Continuous-time Autoencoders for Regular and Irregular Time Series Imputation
This addresses the need for accurate imputation in incomplete real-world time series data, offering a novel approach that improves upon existing methods.
The paper tackled the problem of imputing missing values in regular and irregular time series by proposing a continuous-time autoencoder based on neural controlled differential equations, achieving state-of-the-art performance in almost all cases across 4 datasets and 19 baselines.
Time series imputation is one of the most fundamental tasks for time series.

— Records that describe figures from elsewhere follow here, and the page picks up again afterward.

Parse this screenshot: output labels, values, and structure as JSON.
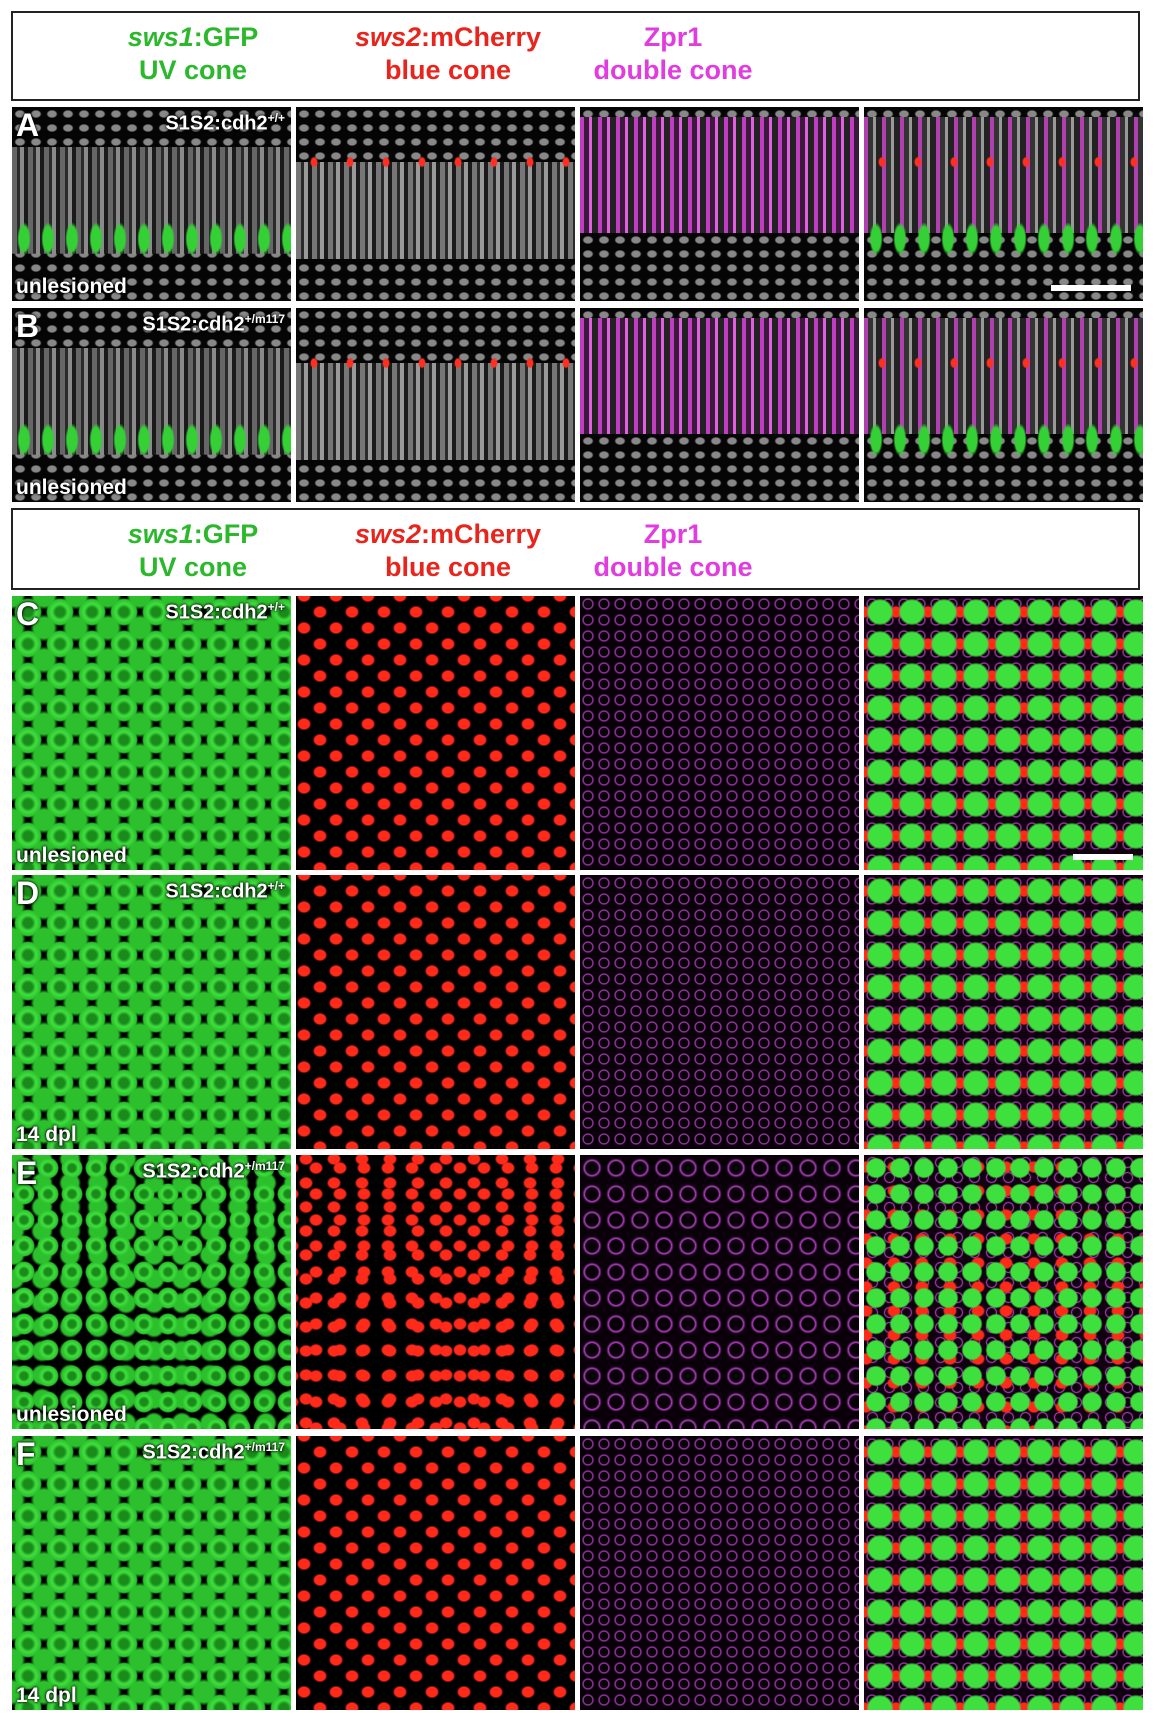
{
  "sections": [
    {
      "header": [
        {
          "gene": "sws1",
          "marker": ":GFP",
          "cell": "UV cone"
        },
        {
          "gene": "sws2",
          "marker": ":mCherry",
          "cell": "blue cone"
        },
        {
          "gene": "Zpr1",
          "cell": "double cone"
        }
      ],
      "rows": [
        {
          "panel": "A",
          "genotype": "S1S2:cdh2",
          "allele": "+/+",
          "condition": "unlesioned"
        },
        {
          "panel": "B",
          "genotype": "S1S2:cdh2",
          "allele": "+/m117",
          "condition": "unlesioned"
        }
      ]
    },
    {
      "header": [
        {
          "gene": "sws1",
          "marker": ":GFP",
          "cell": "UV cone"
        },
        {
          "gene": "sws2",
          "marker": ":mCherry",
          "cell": "blue cone"
        },
        {
          "gene": "Zpr1",
          "cell": "double cone"
        }
      ],
      "rows": [
        {
          "panel": "C",
          "genotype": "S1S2:cdh2",
          "allele": "+/+",
          "condition": "unlesioned"
        },
        {
          "panel": "D",
          "genotype": "S1S2:cdh2",
          "allele": "+/+",
          "condition": "14 dpl"
        },
        {
          "panel": "E",
          "genotype": "S1S2:cdh2",
          "allele": "+/m117",
          "condition": "unlesioned"
        },
        {
          "panel": "F",
          "genotype": "S1S2:cdh2",
          "allele": "+/m117",
          "condition": "14 dpl"
        }
      ]
    }
  ]
}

Real-world time series datasets are frequently incomplete (or irregular with missing observations), in which case imputation is strongly required. Many different time series imputation methods have been proposed. Recent self-attention-based methods show the state-of-the-art imputation performance. However, it has been overlooked for a long time to design an imputation method based on continuous-time recurrent neural networks (RNNs), i.e., neural controlled differential equations (NCDEs). To this end, we redesign time series (variational) autoencoders based on NCDEs. Our method, called continuous-time autoencoder (CTA), encodes an input time series sample into a continuous hidden path (rather than a hidden vector) and decodes it to reconstruct and impute the input. In our experiments with 4 datasets and 19 baselines, our method shows the best imputation performance in almost all cases.